Earlier this year (19), the musician was diagnosed with an arteriovenous malformation (AVM), an abnormal tangle of arteries and veins in the brain that disrupts normal blood flow, and it led to him collapsing onstage in Virginia in August.

White has since undergone multiple rounds of treatment, including surgery, to try and cut off blood flow to the affected vessels, but progress has been slow, and at his lowest point, White feared he was going to die as he battled severe headaches and numbness.

"(It was) the worst pain I'd ever been in," White told U.S. medical show The Doctors, revealing he ended up being hospitalised once more, and was discovered to have bleeding on the brain.

Further treatment caused White to suffer temporary paralysis on the left side of his body, and although he is now having to rely on a walking aid to get around, thrice-weekly physical therapy sessions in Nashville, Tennessee have helped him regain some of his movement.

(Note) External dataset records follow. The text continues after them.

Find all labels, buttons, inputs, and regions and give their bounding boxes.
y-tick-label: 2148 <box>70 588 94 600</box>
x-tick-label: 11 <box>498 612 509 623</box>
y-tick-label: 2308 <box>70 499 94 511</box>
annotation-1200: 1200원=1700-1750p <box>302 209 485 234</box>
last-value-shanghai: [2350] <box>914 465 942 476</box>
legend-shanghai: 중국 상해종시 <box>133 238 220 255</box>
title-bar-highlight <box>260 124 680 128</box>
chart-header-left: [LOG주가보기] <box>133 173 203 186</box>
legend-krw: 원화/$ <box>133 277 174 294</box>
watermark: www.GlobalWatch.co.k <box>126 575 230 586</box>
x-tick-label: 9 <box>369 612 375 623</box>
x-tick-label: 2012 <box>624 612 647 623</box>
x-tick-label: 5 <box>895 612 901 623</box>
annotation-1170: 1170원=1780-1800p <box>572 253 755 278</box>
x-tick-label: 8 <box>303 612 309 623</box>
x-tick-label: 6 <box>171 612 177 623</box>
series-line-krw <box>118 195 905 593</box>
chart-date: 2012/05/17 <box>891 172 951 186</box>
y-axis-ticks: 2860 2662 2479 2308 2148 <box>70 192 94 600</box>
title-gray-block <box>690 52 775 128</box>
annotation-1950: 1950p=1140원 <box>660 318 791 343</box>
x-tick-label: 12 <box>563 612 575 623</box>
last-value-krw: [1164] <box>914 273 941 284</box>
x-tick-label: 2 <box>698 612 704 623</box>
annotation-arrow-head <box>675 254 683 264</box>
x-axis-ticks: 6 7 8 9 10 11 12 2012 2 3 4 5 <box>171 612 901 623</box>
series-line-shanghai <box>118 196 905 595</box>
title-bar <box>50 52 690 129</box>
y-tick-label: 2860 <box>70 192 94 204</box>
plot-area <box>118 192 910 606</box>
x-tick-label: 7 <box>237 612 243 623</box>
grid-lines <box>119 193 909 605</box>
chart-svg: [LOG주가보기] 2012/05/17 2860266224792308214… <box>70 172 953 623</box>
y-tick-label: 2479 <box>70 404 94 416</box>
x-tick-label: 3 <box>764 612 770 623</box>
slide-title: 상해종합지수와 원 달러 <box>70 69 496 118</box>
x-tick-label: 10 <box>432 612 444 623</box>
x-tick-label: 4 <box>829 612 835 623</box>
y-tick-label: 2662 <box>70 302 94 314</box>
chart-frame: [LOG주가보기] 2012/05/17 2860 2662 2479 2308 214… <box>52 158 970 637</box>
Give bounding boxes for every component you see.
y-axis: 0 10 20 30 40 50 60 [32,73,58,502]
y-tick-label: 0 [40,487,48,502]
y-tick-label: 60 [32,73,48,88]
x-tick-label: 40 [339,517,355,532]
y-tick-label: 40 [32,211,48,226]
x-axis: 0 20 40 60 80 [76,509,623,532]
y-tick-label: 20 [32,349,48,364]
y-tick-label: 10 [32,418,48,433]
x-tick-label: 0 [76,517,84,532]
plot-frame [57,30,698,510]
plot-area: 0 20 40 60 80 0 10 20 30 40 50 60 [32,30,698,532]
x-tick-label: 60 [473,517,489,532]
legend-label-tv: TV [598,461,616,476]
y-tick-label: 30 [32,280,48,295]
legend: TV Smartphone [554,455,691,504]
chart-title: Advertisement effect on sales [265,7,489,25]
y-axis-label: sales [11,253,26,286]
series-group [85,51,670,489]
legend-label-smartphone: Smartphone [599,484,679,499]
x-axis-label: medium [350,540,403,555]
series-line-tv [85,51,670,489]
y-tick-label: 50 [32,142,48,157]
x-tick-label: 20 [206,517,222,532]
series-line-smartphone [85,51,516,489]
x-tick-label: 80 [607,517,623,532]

"I'm about a six out of 10," the Livin' the Dream star said of his current health status. "I'm walking on a cane, I've got movement in my left side... I'm starting to play guitar again."

The ordeal has taken its toll on White mentally, too, but he credits music with pulling him through the tough time.

"I think about me back on stage, those thoughts are what is healing me," the 36 year old shared.

"It kind of is a healing agent of its own. I just continued to push through and made sure I was writing as I was going through this process. It made me feel good and made me feel like my purpose was still there."